The PELETS-2D algorithm is adapted to two-dimensional current fields on unstructured triangular grids. Transport velocities for particles are updated by linear interpolation between two nodes each time a particle crosses an edge of the underlying triangular grid. As a result of this approach time steps used in PELETS-2D are not constant. Times between velocity updates implicitly shrink as soon as particles enter regions with higher spatial resolution. In regions where spatial resolution is very poor, however, an upper limit for the time step may become effective.
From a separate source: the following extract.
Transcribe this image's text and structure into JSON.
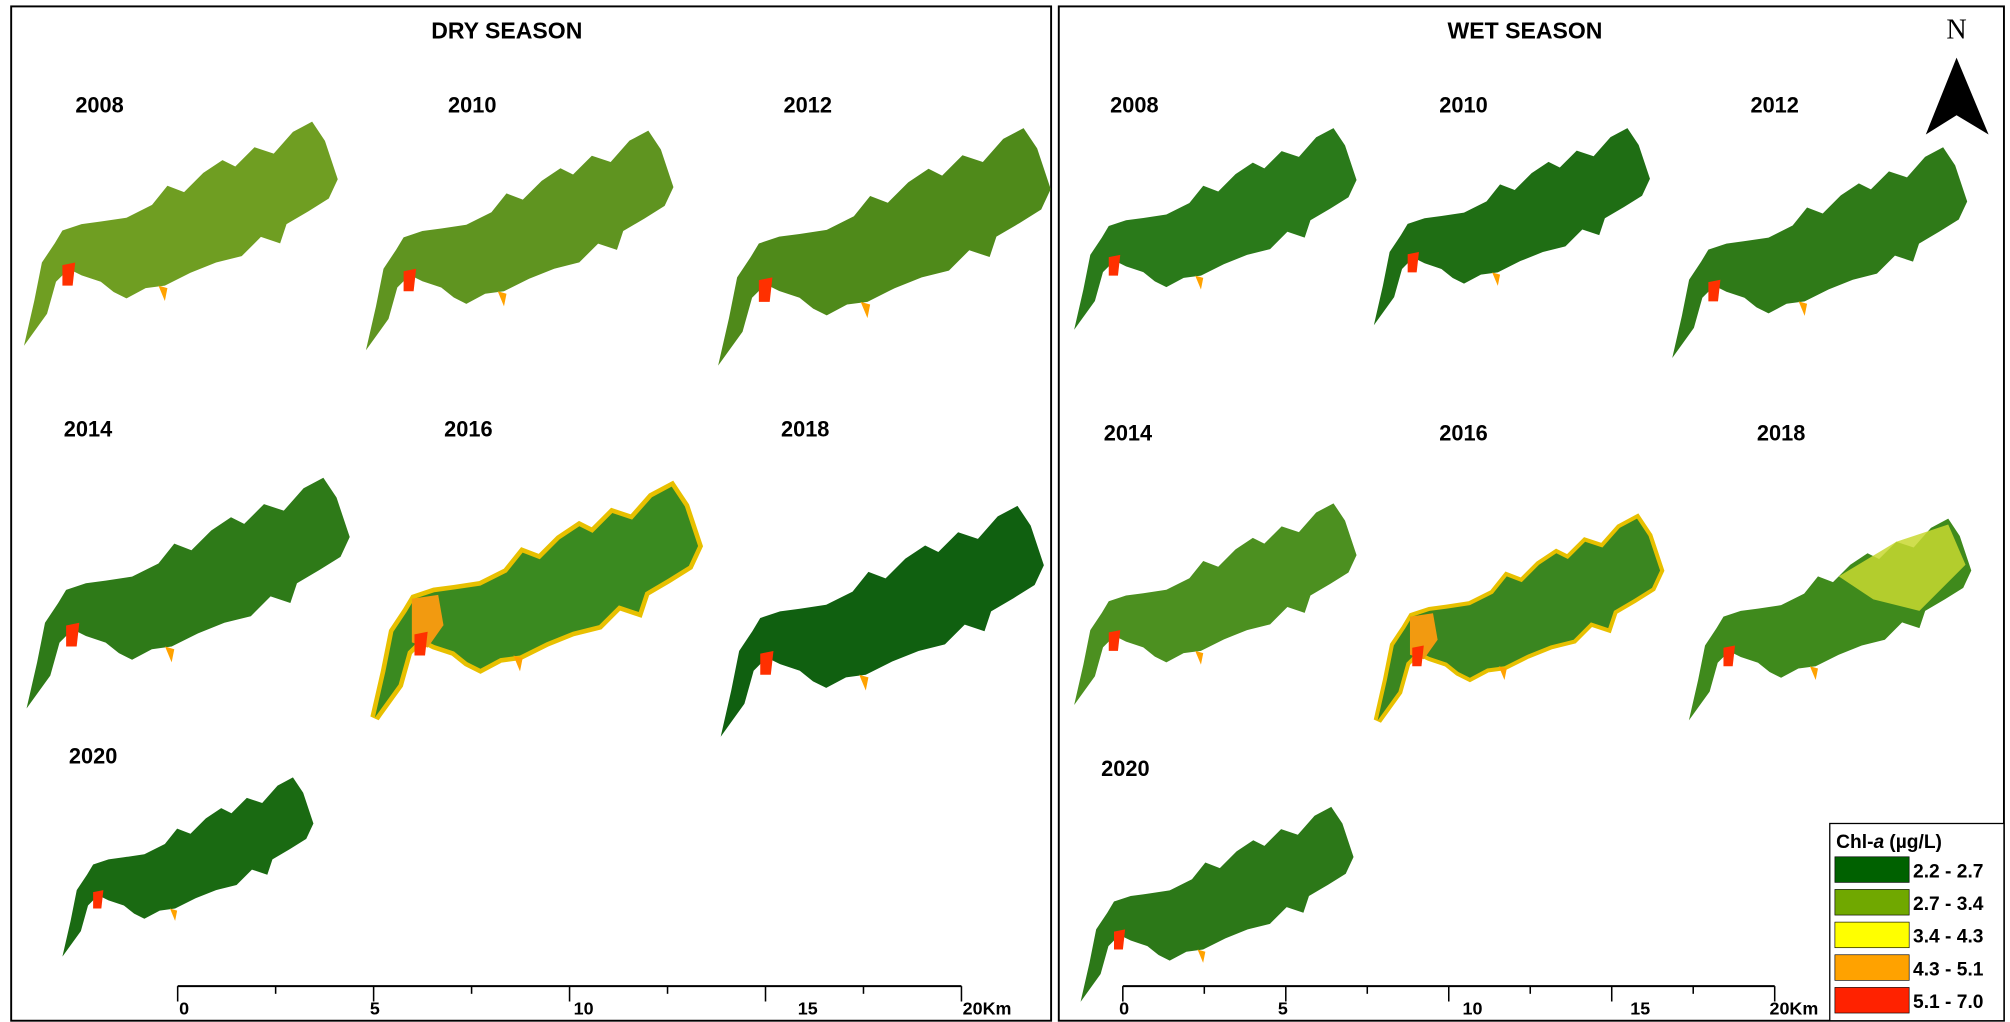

In the case of velocity fields that originated from hydrodynamic simulations on a rectangular grid, the grid topology must be pre-processed in such a way that diagonals are added in each grid cell. This simple approach to the emulation of a triangular grid does not change the information content of the hydrodynamic fields. The only practical implication of the additional edges is that updates of particle velocities are triggered each time particles cross them.

Ensemble simulations

PELETS-2D supports dealing with large ensembles of particle cloud simulations. Simulations may be initialized, for instance, with constant time lags so as to properly cover different atmospheric conditions with an implicit weighting according to the frequency of their occurrence in the coastDat re-analyses. Alternatively, simulations may be scheduled to meet special requirements of biological studies (e.g. the selection of specific seasons), for instance. PELETS-2D provides a couple of general tools for the evaluation of such large ensembles.

Each simulation of an individual particle cloud involves integration of a certain number of trajectories, initialized at random within one or a couple of source regions. These user defined source regions are delimited by arbitrarily shaped polygons. Optional weighting of initial local particle densities with water depth should be applied when particles are meant to represent water volumes. For material drifting on the surface (e.g. oil slicks), a depth weighted initialization is not meaningful. Initial partitioning of particles between different source regions can either be uniform or weighted with each subregion's area.

Similar to the set of source regions, users may define a set of target or receptor regions. Then the basic type of information stored (on an hourly basis) will be the number of particles from each source region that a) presently reside within a given receptor region and b) have visited this receptor region at any time since particle tracking was started. In addition the distribution of travel times is described in terms of ten percentiles. In PELETS-2D travel time is specified as the time of first arrival in a given receptor region. Ensemble simulations provide detailed information that can be either averaged to obtain composite presentations or subjected to Principal Component Analysis (PCA) to obtain dominant patterns of variability.

Details of each particle's trajectory may be stored for the purpose of graphical visualization. For large applications (particle clouds consisting of many particles, large numbers of particle clouds, long integration times), however, storing trajectories will require too many resources.